Hay toda una generación de jóvenes cineastas que a veces han recibido una brillante formación —en los cómics, videoclips o en publicidad—. Suelen ser personas con un sentido muy penetrante de la imagen, de la técnica pura, pero que se encuentran un tanto desamparados cuando tienen que trabajar con actores. Personalmente, me equivoqué completamente en mi primera película. En aquella época, apasionarme por la técnica me resultaba tranquilizador, prácticamente no me ocupaba de los actores. Sólo les dirigía la palabra para decirles: «Creo que en el plano anterior tenías el cuello subido». Es penoso y me avergüenzo, pero bueno, fue hace treinta años.
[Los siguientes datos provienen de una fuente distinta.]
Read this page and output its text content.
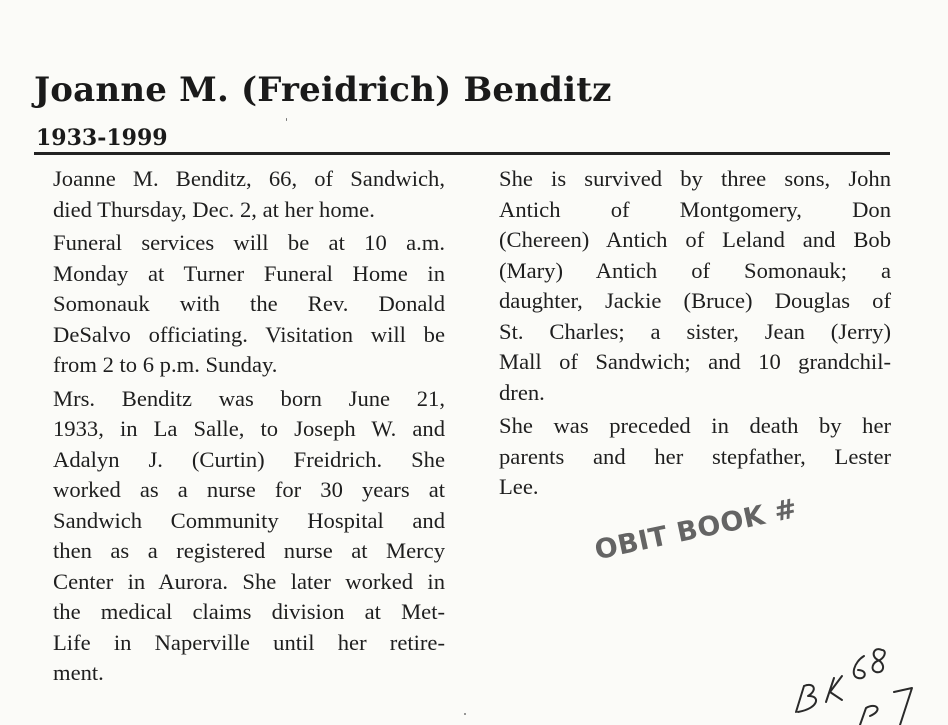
Joanne M. (Freidrich) Benditz
1933-1999

Joanne M. Benditz, 66, of Sandwich,
died Thursday, Dec. 2, at her home.

Funeral services will be at 10 a.m.
Monday at Turner Funeral Home in
Somonauk with the Rev. Donald
DeSalvo officiating. Visitation will be
from 2 to 6 p.m. Sunday.

Mrs. Benditz was born June 21,
1933, in La Salle, to Joseph W. and
Adalyn J. (Curtin) Freidrich. She
worked as a nurse for 30 years at
Sandwich Community Hospital and
then as a registered nurse at Mercy
Center in Aurora. She later worked in
the medical claims division at Met-
Life in Naperville until her retire-
ment.

She is survived by three sons, John
Antich of Montgomery, Don
(Chereen) Antich of Leland and Bob
(Mary) Antich of Somonauk; a
daughter, Jackie (Bruce) Douglas of
St. Charles; a sister, Jean (Jerry)
Mall of Sandwich; and 10 grandchil-
dren.

She was preceded in death by her
parents and her stepfather, Lester
Lee.

OBIT BOOK #
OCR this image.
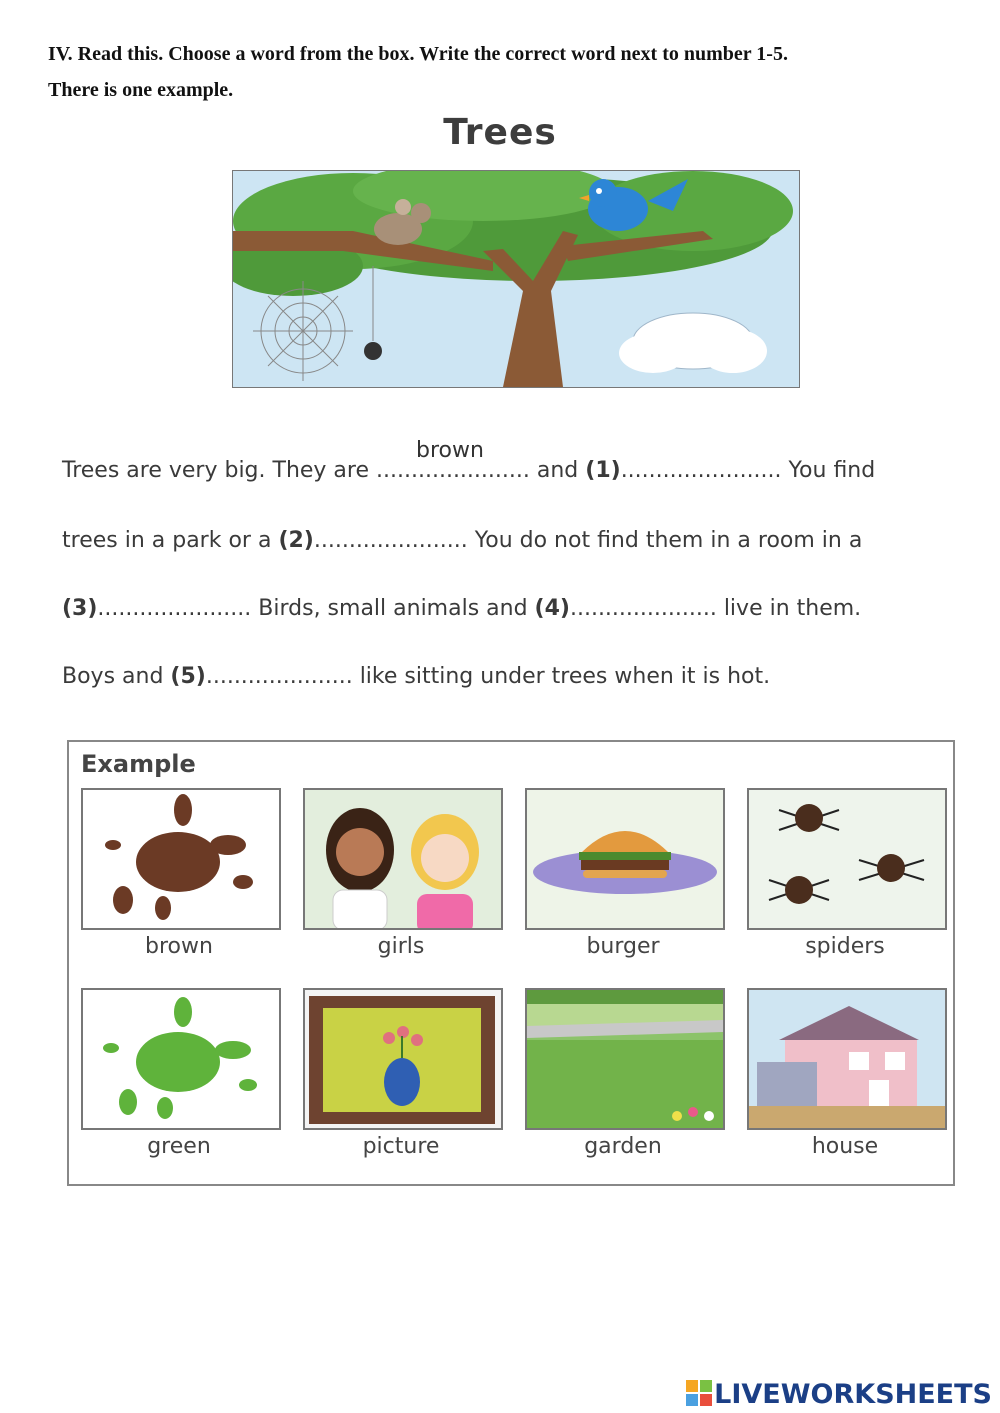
IV. Read this. Choose a word from the box. Write the correct word next to number 1-5.
There is one example.
Trees
Trees are very big. They are ......................
brown
and (1)....................... You find
trees in a park or a (2)...................... You do not find them in a room in a
(3)...................... Birds, small animals and (4)..................... live in them.
Boys and (5)..................... like sitting under trees when it is hot.
Example
brown	girls	burger	spiders
green	picture	garden	house
LIVEWORKSHEETS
Evidentemente, los actores me pasaron factura y no volvió a pasar. Me di cuenta de hasta qué punto son personas frágiles, que hay que proteger y amar. Todos necesitamos que nos quieran, pero los actores más que los demás, porque se dedican a un trabajo muy arriesgado. Visto desde fuera, podría creerse que son vagos a los que buscamos para que pronuncien un fragmento de texto antes de volver a su caravana a leer las revistas de la semana mientras comen galletas. Pero apenas imaginamos el peligro que para ellos constituye el rodaje de cada plano; permanecer solos en la luz con un equipo que les observa y un director que les dice: «¡Venga, te toca, y sé formidable!». Y tienen que serlo en cada toma. Si a estas personas, que se ponen en peligro, no se las rodea de un mínimo de amor y confianza, no pueden ofrecer gran cosa. Los actores necesitan sentir que ante ellos hay un tipo atento, paladeando su trabajo. Y desde el primer encuentro. En su origen, el sentido del
casting
estriba en nuestro deseo de filmar a un actor. Si no existe un impulso positivo hacia un actor, no merece la pena. Yo no puedo trabajar con actores que no me gustan. En principio, estoy obligado a que me gusten las personas que contrato. Más tarde, en lo que concierne a la dirección de actores propiamente dicha, creo que no hay una necesidad sistemática de expresar con palabras aquello que queremos. Conservo recuerdos indescriptibles de relaciones con actores, en las que bastaba una mirada para que se estableciera la comunicación y saber lo que teníamos que decirnos. Siempre he desconfiado un tanto de los directores que explican, que hablan demasiado. Desconfío de la psicología. El verbo hacer es mi preferido. Al hacer las cosas es cuando nos damos cuenta de si las hacemos bien. Si algo no está bien, lo decimos y se corrige. Pero lo mejor es actuar. Por otra parte, soy más bien riguroso en el respeto al texto. Si algo está bien escrito, merece la pena respetarlo. En
Ridicule. Nadie está a salvo
, el diálogo se respetó punto por punto. Me gusta que los actores se sepan el texto de carrerilla. No siempre es así. Un actor sólo puede ser bueno cuando se libera de los problemas de memoria. Estoy convencido de ello. Nunca he visto a los actores dar lo mejor de sí mismos cuando se atascan con el texto. Porque piensan más en el texto que en abandonarse a la interpretación y al personaje.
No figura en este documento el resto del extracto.